A long-term strategy
The long-term approach moves beyond the intraday market noise and open trade based on what long-term traders are doing. Long-term traders are institutional investors in the FX market, and their activity works well in long-term methods.
Best time frames to use
The ideal time frame for the long-term strategy is the daily chart.
Entry
The aggressive entry is when a daily candle closes above or below the triangle pattern. However, the best approach is to find a correction and open the trade after a rejection.
Stop loss
The aggressive stop loss is above or below the rejection candle, and the conservative approach uses swing levels.
Take profit
As it is a trend continuation strategy, you can hold the trade as long as possible. However, do not forget to book some profit when the price faces reversal pressure.

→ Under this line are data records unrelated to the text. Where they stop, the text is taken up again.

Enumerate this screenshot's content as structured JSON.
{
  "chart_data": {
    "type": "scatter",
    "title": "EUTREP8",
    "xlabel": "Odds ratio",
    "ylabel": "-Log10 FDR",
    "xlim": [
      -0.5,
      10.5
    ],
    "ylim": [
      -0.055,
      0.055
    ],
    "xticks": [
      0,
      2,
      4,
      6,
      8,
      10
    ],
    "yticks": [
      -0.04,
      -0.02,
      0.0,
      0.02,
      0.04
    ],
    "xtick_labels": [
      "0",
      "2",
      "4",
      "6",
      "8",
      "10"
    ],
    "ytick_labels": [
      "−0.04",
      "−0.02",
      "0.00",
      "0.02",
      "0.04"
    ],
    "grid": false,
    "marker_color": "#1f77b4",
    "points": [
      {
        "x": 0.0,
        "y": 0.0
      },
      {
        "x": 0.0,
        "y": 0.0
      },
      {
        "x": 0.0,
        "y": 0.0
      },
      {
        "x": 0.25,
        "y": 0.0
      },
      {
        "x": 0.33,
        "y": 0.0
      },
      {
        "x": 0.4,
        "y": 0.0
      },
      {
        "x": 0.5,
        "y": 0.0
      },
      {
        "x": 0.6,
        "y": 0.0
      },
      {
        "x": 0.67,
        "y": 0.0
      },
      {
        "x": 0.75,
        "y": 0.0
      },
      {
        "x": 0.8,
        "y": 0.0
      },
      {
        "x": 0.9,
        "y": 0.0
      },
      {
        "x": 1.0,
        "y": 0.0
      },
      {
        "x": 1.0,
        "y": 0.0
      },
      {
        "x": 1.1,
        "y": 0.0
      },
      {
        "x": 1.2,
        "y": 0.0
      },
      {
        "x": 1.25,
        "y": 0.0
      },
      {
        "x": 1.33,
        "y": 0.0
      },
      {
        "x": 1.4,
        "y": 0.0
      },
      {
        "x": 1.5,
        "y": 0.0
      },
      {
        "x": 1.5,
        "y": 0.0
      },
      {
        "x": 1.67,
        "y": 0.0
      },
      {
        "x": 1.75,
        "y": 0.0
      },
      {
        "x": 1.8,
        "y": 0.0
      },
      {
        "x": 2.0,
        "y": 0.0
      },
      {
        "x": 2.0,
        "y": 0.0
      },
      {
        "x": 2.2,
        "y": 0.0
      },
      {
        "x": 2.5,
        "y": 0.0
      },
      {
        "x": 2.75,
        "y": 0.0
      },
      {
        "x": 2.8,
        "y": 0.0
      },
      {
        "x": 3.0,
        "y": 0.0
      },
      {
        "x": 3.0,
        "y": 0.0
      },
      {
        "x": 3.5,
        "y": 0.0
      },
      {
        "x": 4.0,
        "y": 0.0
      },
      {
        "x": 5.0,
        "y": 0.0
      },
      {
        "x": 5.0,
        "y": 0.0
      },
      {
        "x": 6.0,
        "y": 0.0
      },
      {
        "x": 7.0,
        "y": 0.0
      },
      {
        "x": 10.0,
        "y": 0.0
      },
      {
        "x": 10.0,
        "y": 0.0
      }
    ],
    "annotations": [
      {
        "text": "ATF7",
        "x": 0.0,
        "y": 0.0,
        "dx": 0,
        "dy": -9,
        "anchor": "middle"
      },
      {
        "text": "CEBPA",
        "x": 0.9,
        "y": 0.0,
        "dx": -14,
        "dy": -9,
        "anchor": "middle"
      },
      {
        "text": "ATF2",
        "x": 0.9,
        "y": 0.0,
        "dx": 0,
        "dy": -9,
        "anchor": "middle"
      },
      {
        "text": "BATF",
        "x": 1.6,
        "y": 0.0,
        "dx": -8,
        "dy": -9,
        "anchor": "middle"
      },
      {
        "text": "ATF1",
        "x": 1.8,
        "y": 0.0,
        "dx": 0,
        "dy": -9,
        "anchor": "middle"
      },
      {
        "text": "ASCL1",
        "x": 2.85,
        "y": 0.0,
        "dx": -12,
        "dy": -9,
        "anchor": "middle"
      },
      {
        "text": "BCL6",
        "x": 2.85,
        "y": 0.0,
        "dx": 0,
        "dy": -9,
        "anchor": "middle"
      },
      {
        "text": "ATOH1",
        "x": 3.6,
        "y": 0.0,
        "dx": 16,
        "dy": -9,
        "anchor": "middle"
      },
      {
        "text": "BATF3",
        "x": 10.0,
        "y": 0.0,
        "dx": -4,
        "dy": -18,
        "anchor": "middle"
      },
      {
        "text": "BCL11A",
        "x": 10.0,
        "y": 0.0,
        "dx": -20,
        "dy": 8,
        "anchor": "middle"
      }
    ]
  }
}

Pros and cons of the triangle pattern strategy
Let’s see the pros and cons of this strategy that might help you make a proper trading decision.
Pros |
Cons |
|
|
|
|
|
|
Final thoughts
Finally, we have seen how the triangle pattern works in the FX market, including the short-term and long-term methods to trade this pattern.
Although the triangle pattern is very effective for price action traders, it has some drawbacks that a trader should consider. Moreover, there is no guarantee that the pattern you see in the chart can benefit you.
Therefore, focus on building strong money management and trade management rules so that you can keep your funds safe while trading.